Patrick Evans, Chairman of the Special Committee of SouthernEra, said, "The Mwana Proposal has come shortly before a period of expected significant risk reduction and associated value enhancement for the Company. A bulk sample at the Badibanga alluvial project is currently underway along with the drilling programme by BHP on the DRC Kimberlite JV. In addition, drilling has commenced on the company's recently acquired diamondiferous kimberlite BK-16 in Botswana."
However Wednesday Mwana's Baring said the offer had not changed.
"We are not going to increase the offer," he told Mineweb. "Ever since we made an offer to SouthernEra, its share price has more than doubled. Its shares are trading at over US$0.60, currently."

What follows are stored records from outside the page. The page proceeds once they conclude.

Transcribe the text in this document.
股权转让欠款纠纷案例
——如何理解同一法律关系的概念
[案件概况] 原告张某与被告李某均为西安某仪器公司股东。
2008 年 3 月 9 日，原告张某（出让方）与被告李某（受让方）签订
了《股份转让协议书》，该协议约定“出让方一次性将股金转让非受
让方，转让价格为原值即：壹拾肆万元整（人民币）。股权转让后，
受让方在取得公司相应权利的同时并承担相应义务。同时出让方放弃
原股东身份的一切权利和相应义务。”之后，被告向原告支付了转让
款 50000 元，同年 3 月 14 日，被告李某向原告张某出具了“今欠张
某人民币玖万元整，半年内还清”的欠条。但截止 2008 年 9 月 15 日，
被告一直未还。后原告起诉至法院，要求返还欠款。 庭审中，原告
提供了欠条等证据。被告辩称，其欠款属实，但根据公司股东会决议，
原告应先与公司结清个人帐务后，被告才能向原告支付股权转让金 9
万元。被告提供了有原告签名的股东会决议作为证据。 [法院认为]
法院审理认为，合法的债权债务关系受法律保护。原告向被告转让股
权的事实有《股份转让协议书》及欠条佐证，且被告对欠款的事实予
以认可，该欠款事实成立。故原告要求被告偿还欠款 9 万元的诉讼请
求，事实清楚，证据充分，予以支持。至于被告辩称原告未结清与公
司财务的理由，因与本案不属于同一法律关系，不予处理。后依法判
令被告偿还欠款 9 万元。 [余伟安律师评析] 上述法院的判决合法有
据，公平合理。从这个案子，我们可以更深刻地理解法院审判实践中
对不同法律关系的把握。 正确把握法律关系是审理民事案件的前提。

Baring said his company is after consolidating its presence in Africa and is eyeing SouthernEra's properties in the DRC and Angola, where it wants to control an area that produced the world's fourth-largest diamond, the 890 carat "Incomparable", recovered by a young girl from rubble in the early 1980s that reportedly took four years to cut into its polished state.
The company has also entered into lock-up agreements with JP Morgan Asset Management (UK) Limited and OZ Management, L.L.C., both on behalf of certain funds managed, in addition to the lock-up with BHP Billiton.
As part of its position solidifying strategy, last year it acquired 20 percent of Société Miniere de Bakwanga (MIBA), the DRC's leading diamond producer which is based in Mbuji Mayi, in a move that signalled its entry into the diamond industry and significantly strengthened its interests in the country.
Mwana is also looking at merging with Australian and the DRC-based diamond exploration company Gravity Diamonds in a deal that is expected to be sealed in the second half of the year.
It holds exploration and production assets in a range of commodities in the DRC, Ghana and Zimbabwe, and the company says it has been actively building an African diamond exploration and production business.
Its assets include producing nickel and gold mines in Zimbabwe, gold exploration projects in Ghana and gold, zinc and copper-cobalt projects in the DRC.
Mwana, formerly known as African Gold PLC, has been building its own diamond production business in the DRC in recent months.